The Boston Red Sox and newly fired GM Ben Cherington had a number of misfires over the last four years since previous GM Theo Epstein left for Chicago. But the team’s recent hiring of free agent GM Dave Dombrowski is one they finally got right.
Not that he won’t have his work cut out for him though.
As bad as Boston has been since Epstein skipped town and Cherington was put in charge—three last places in four years with a World Series title mixed in—it’s wasn’t due to lack of financial resources or talent. They just made some poor decisions. Let’s recount them.
1. Hiring Bobby Valentine to replace Terry Francona
Valentine hadn’t managed in the majors in nearly 10 years when Boston’s brain trust decided he was the one to take over for the popular—and very successful—Francona. But clearly there must have been good reason that such a smart and experienced guy like Valentine wasn’t wanted in anyone else’s dugout.
Despite a veteran team Valentine couldn’t put the pieces together and the Red Sox suffered through their worst season since 1965 with a 69–93 record. Valentine was released as soon as the year was over and hasn’t been heard from since.
2. Giving Pablo Sandoval and Hanley Ramírez Outlandish Contracts
Understand this: bringing in a costly free agent is always a risk. But it’s even more risky when that player/athlete is already battling weight issues.
The 5-foot-11, 255-pound Sandoval never looked like he was in great shape, but he got the job done—at the plate anyway—with a .294 career average as a Giant and a pair of All-Star selections.
With an opening at third base the Red Sox swooped in and gave the 28-year-old an outlandish five-year, $95 million deal that has not paid dividends in the least.
Sandoval is currently struggling at the plate with a .258 batting average and with his fielding numbers looking just as bad as his hitting numbers, the contract has quickly turned into an albatross—even worse than Ramírez’s.
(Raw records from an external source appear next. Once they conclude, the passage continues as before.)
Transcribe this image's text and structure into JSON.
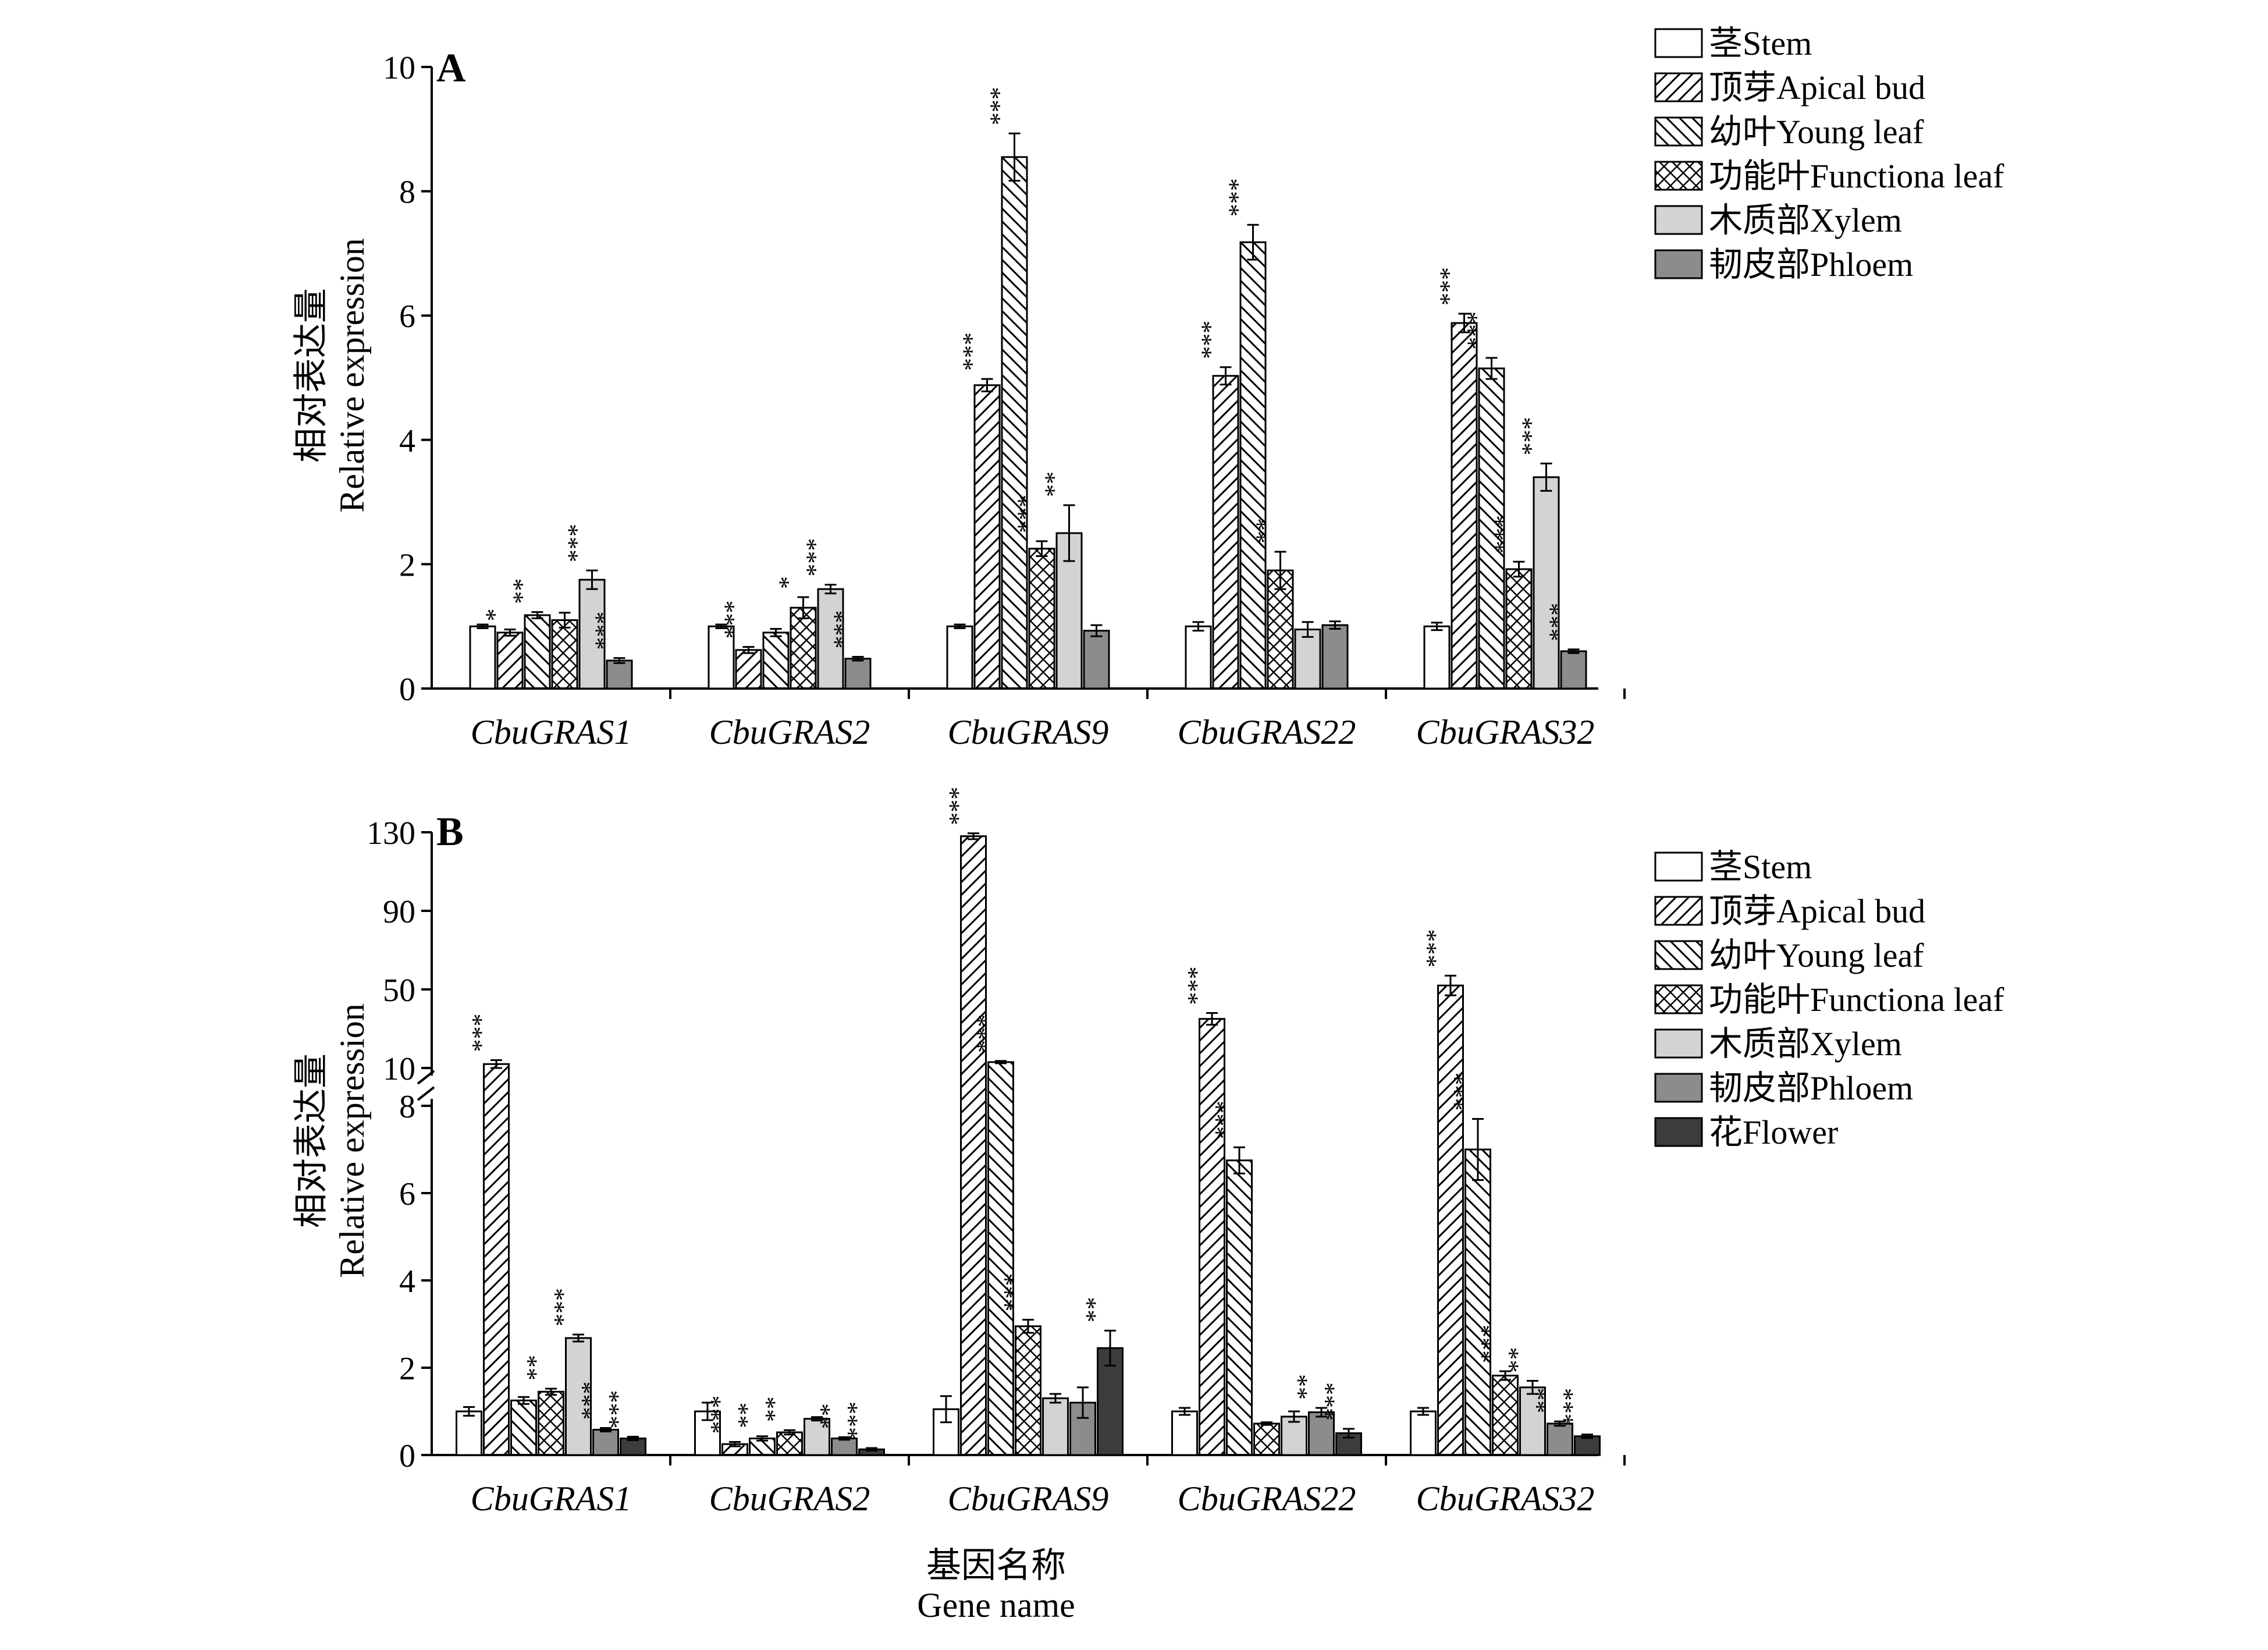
{
  "figure": {
    "xlabel_cn": "基因名称",
    "xlabel_en": "Gene name"
  },
  "chart_data": [
    {
      "type": "bar",
      "panel": "A",
      "ylabel_cn": "相对表达量",
      "ylabel_en": "Relative expression",
      "ylim": [
        0,
        10
      ],
      "yticks": [
        "0",
        "2",
        "4",
        "6",
        "8",
        "10"
      ],
      "categories": [
        "CbuGRAS1",
        "CbuGRAS2",
        "CbuGRAS9",
        "CbuGRAS22",
        "CbuGRAS32"
      ],
      "legend_position": "top-right",
      "series": [
        {
          "name": "茎Stem",
          "fill": "#ffffff",
          "pattern": "none",
          "values": [
            1.0,
            1.0,
            1.0,
            1.0,
            1.0
          ],
          "errors": [
            0.03,
            0.03,
            0.03,
            0.07,
            0.06
          ],
          "sig": [
            "",
            "",
            "",
            "",
            ""
          ]
        },
        {
          "name": "顶芽Apical bud",
          "fill": "#ffffff",
          "pattern": "fwd",
          "values": [
            0.9,
            0.62,
            4.88,
            5.03,
            5.88
          ],
          "errors": [
            0.05,
            0.05,
            0.1,
            0.14,
            0.15
          ],
          "sig": [
            "*",
            "***",
            "***",
            "***",
            "***"
          ]
        },
        {
          "name": "幼叶Young leaf",
          "fill": "#ffffff",
          "pattern": "back",
          "values": [
            1.18,
            0.9,
            8.55,
            7.18,
            5.15
          ],
          "errors": [
            0.05,
            0.06,
            0.38,
            0.28,
            0.17
          ],
          "sig": [
            "**",
            "",
            "***",
            "***",
            "***"
          ]
        },
        {
          "name": "功能叶Functiona leaf",
          "fill": "#ffffff",
          "pattern": "cross",
          "values": [
            1.1,
            1.3,
            2.25,
            1.9,
            1.92
          ],
          "errors": [
            0.12,
            0.17,
            0.12,
            0.3,
            0.12
          ],
          "sig": [
            "",
            "*",
            "***",
            "**",
            "***"
          ]
        },
        {
          "name": "木质部Xylem",
          "fill": "#d3d3d3",
          "pattern": "none",
          "values": [
            1.75,
            1.6,
            2.5,
            0.95,
            3.4
          ],
          "errors": [
            0.15,
            0.07,
            0.45,
            0.12,
            0.22
          ],
          "sig": [
            "***",
            "***",
            "**",
            "",
            "***"
          ]
        },
        {
          "name": "韧皮部Phloem",
          "fill": "#8c8c8c",
          "pattern": "none",
          "values": [
            0.45,
            0.48,
            0.93,
            1.02,
            0.6
          ],
          "errors": [
            0.04,
            0.03,
            0.09,
            0.06,
            0.03
          ],
          "sig": [
            "***",
            "***",
            "",
            "",
            "***"
          ]
        }
      ]
    },
    {
      "type": "bar",
      "panel": "B",
      "ylabel_cn": "相对表达量",
      "ylabel_en": "Relative expression",
      "broken_axis": true,
      "ylim_lower": [
        0,
        8
      ],
      "ylim_upper": [
        10,
        130
      ],
      "yticks_lower": [
        "0",
        "2",
        "4",
        "6",
        "8"
      ],
      "yticks_upper": [
        "10",
        "50",
        "90",
        "130"
      ],
      "categories": [
        "CbuGRAS1",
        "CbuGRAS2",
        "CbuGRAS9",
        "CbuGRAS22",
        "CbuGRAS32"
      ],
      "legend_position": "right",
      "series": [
        {
          "name": "茎Stem",
          "fill": "#ffffff",
          "pattern": "none",
          "values": [
            1.0,
            1.0,
            1.05,
            1.0,
            1.0
          ],
          "errors": [
            0.1,
            0.2,
            0.3,
            0.08,
            0.08
          ],
          "sig": [
            "",
            "",
            "",
            "",
            ""
          ]
        },
        {
          "name": "顶芽Apical bud",
          "fill": "#ffffff",
          "pattern": "fwd",
          "values": [
            12.0,
            0.25,
            128.0,
            35.0,
            52.0
          ],
          "errors": [
            2.0,
            0.05,
            1.5,
            3.0,
            5.0
          ],
          "sig": [
            "***",
            "***",
            "***",
            "***",
            "***"
          ]
        },
        {
          "name": "幼叶Young leaf",
          "fill": "#ffffff",
          "pattern": "back",
          "values": [
            1.25,
            0.38,
            13.0,
            6.75,
            7.0
          ],
          "errors": [
            0.08,
            0.05,
            0.6,
            0.3,
            0.7
          ],
          "sig": [
            "",
            "**",
            "***",
            "***",
            "***"
          ]
        },
        {
          "name": "功能叶Functiona leaf",
          "fill": "#ffffff",
          "pattern": "cross",
          "values": [
            1.45,
            0.52,
            2.95,
            0.72,
            1.82
          ],
          "errors": [
            0.07,
            0.05,
            0.15,
            0.03,
            0.1
          ],
          "sig": [
            "**",
            "**",
            "***",
            "",
            "***"
          ]
        },
        {
          "name": "木质部Xylem",
          "fill": "#d3d3d3",
          "pattern": "none",
          "values": [
            2.68,
            0.83,
            1.3,
            0.88,
            1.55
          ],
          "errors": [
            0.08,
            0.04,
            0.1,
            0.12,
            0.15
          ],
          "sig": [
            "***",
            "",
            "",
            "",
            "**"
          ]
        },
        {
          "name": "韧皮部Phloem",
          "fill": "#8c8c8c",
          "pattern": "none",
          "values": [
            0.58,
            0.38,
            1.2,
            0.98,
            0.72
          ],
          "errors": [
            0.04,
            0.03,
            0.35,
            0.1,
            0.05
          ],
          "sig": [
            "***",
            "**",
            "",
            "**",
            "**"
          ]
        },
        {
          "name": "花Flower",
          "fill": "#3c3c3c",
          "pattern": "none",
          "values": [
            0.38,
            0.13,
            2.45,
            0.5,
            0.43
          ],
          "errors": [
            0.04,
            0.03,
            0.4,
            0.1,
            0.04
          ],
          "sig": [
            "***",
            "***",
            "**",
            "***",
            "***"
          ]
        }
      ]
    }
  ]
}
The 31-year-old Ramírez, who has been rumored to be a less-than-great-teammate in previous stops with the Marlins and Dodgers, signed on for $88 million over four years. As if signing someone with character red flags past their 30th birthday for an obscene amount of money wasn’t enough, the Red Sox decided to add one more barrier to his success and have him play a new position—left field.
The experiment has failed terribly as the numbers suggest. Ramírez—who has previously only been an infielder in the majors—is one of the worst outfielders in the game. Meanwhile his hitting—which was the main reason they signed him—hasn’t come around. The former batting champion and MVP runner-up is hitting just .259, though he does have a somewhat-redeeming 19 home runs thus far. The whole package though is not worth $22 million a year.
3. Not Signing Jon Lester: Extending Rick Porcello
As if overpaying for both Ramírez and Sandoval wasn’t enough, the Red Sox were then out-bid in their attempt to sign Jon Lester—their former ace starter who was dealt at the 2014 trade deadline, and arguably the one player they needed the most. Instead the Epstein-led Cubs swooped in and signed him for $155 million over six years.
Without an ace on their roster, Boston accumulated a bunch of middle-of-the-rotation starters including Rick Porcello, who they got from Detroit (when Dombrowski was their GM) for slugger Yoenis Cespedes. The Red Sox then signed Porcello, who had an unimpressive career ERA of 4.30 heading into 2015, to a jaw-dropping four-year, $82.5 million extension (that starts in 2016) during the first week of the season. He’s responded with a year to forget: a 5–11 record with an ERA of 5.81.
Meanwhile Lester has a 8–9 record with a 3.58 ERA for the wild card-leading Cubs.